Man looks at an electronic board displaying stock prices outside a brokerage in Tokyo
A man looks at an electronic board displaying stock prices outside a brokerage in Tokyo November 10, 2011. REUTERS

World stocks hit their lowest in six weeks Wednesday and crude oil prices fell after manufacturing in Germany contracted for a second straight month in November, and at a faster rate, as export demand slumped.

Safe-haven U.S. Treasuries, German Bunds and gold were in demand as investors fled riskier assets.

The souffle we hoped we were going to eat is collapsing in front of us. We had hoped for a soft landing in China, better figures out of the United States and progress in Europe, Justin Urquhart Stewart, director at Seven Investment Management, said.

China's November factory activity shrank the most in 32 months, reigniting worries of an abrupt slowdown in the world's second largest economy.

The slump in China's factory sector came a day after the number one economy, the United States, cut its third-quarter growth figure.

The euro zone debt crisis continued to sap investor confidence, hitting the euro.
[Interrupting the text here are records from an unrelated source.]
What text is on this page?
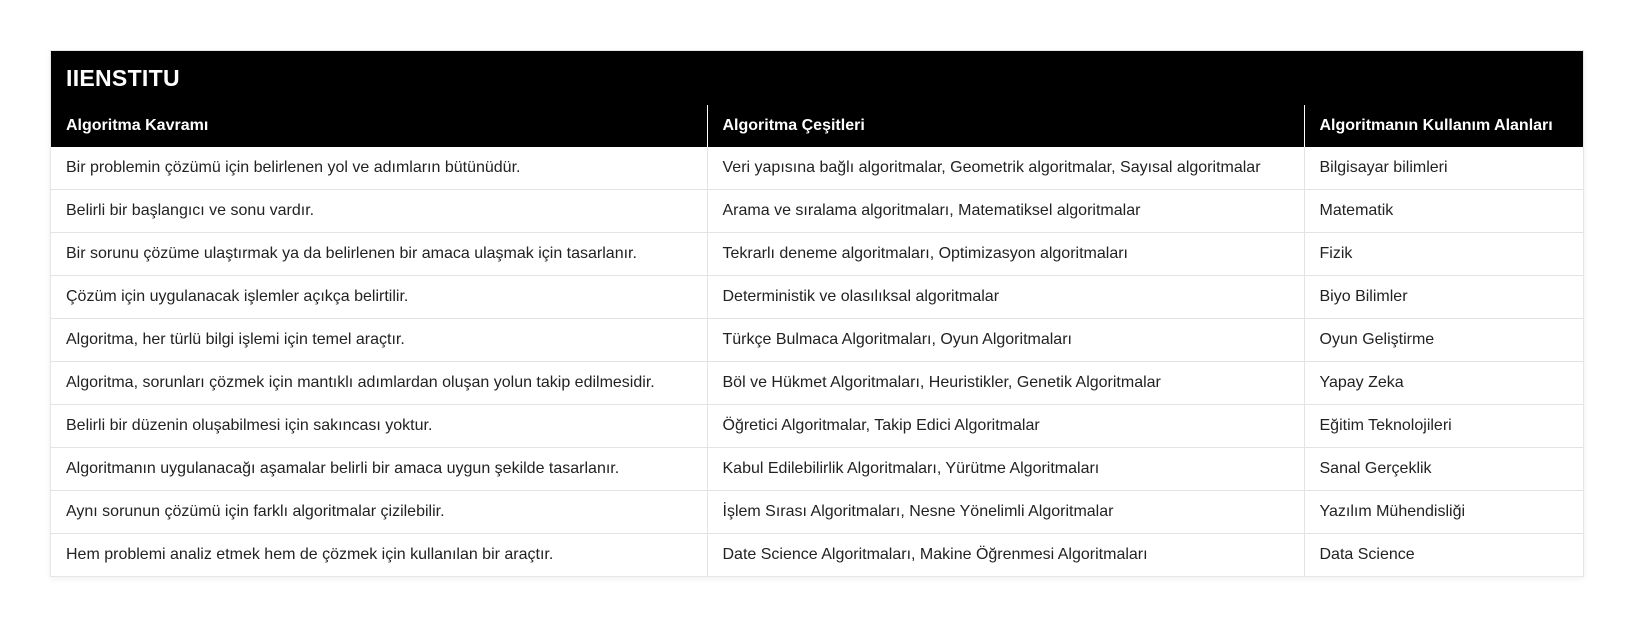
IIENSTITU
Algoritma Kavramı	Algoritma Çeşitleri	Algoritmanın Kullanım Alanları
Bir problemin çözümü için belirlenen yol ve adımların bütünüdür.	Veri yapısına bağlı algoritmalar, Geometrik algoritmalar, Sayısal algoritmalar	Bilgisayar bilimleri
Belirli bir başlangıcı ve sonu vardır.	Arama ve sıralama algoritmaları, Matematiksel algoritmalar	Matematik
Bir sorunu çözüme ulaştırmak ya da belirlenen bir amaca ulaşmak için tasarlanır.	Tekrarlı deneme algoritmaları, Optimizasyon algoritmaları	Fizik
Çözüm için uygulanacak işlemler açıkça belirtilir.	Deterministik ve olasılıksal algoritmalar	Biyo Bilimler
Algoritma, her türlü bilgi işlemi için temel araçtır.	Türkçe Bulmaca Algoritmaları, Oyun Algoritmaları	Oyun Geliştirme
Algoritma, sorunları çözmek için mantıklı adımlardan oluşan yolun takip edilmesidir.	Böl ve Hükmet Algoritmaları, Heuristikler, Genetik Algoritmalar	Yapay Zeka
Belirli bir düzenin oluşabilmesi için sakıncası yoktur.	Öğretici Algoritmalar, Takip Edici Algoritmalar	Eğitim Teknolojileri
Algoritmanın uygulanacağı aşamalar belirli bir amaca uygun şekilde tasarlanır.	Kabul Edilebilirlik Algoritmaları, Yürütme Algoritmaları	Sanal Gerçeklik
Aynı sorunun çözümü için farklı algoritmalar çizilebilir.	İşlem Sırası Algoritmaları, Nesne Yönelimli Algoritmalar	Yazılım Mühendisliği
Hem problemi analiz etmek hem de çözmek için kullanılan bir araçtır.	Date Science Algoritmaları, Makine Öğrenmesi Algoritmaları	Data Science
The euro was down 0.4 percent at $1.3456 after a newspaper said France, Belgium and Luxembourg were in talks on how to provide temporary state debt guarantees for failed financial group Dexia, stirring worries that France will face a further fiscal burden.

The dollar, which has been benefiting from recent investor unease, rose 0.3 percent against a basket of major currencies <.DXY> after hitting its highest in six weeks.

Dexia and the Chinese flash PMI are the two factors that are driving a risk-off trade, said Jeremy Stretch, head of currency strategy at CIBC World Markets.

Euro flash PMIs are not looking good and this will not help matter either. Model funds are looking to buy dollars and investors will be looking to sell into any rebound in the euro.

World stocks measured by the MSCI All-Country World Index <.MIWD00000PUS> fell 0.5 percent to their lowest level since Oct. 10.

The global gauge was down for the eighth straight session, its longest losing run since late July and early August when the two-year-old euro zone debt turmoil spread to Italy. It has lost 13.6 percent this year.

Europe's FTSEurofirst 300 <.FTEU3> dropped 0.4 percent, while Japan's Nikkei average <.N225> eased 0.4 percent.

Brent crude dropped 0.7 percent to trade just above $108 a barrel, while copper prices slipped 0.3 percent to above $7,300 a tonne.

Gold added 0.1 percent after rising 1.1 percent the previous session. The precious metal has risen nearly 20 percent this year, on track for its 11th straight year of gains.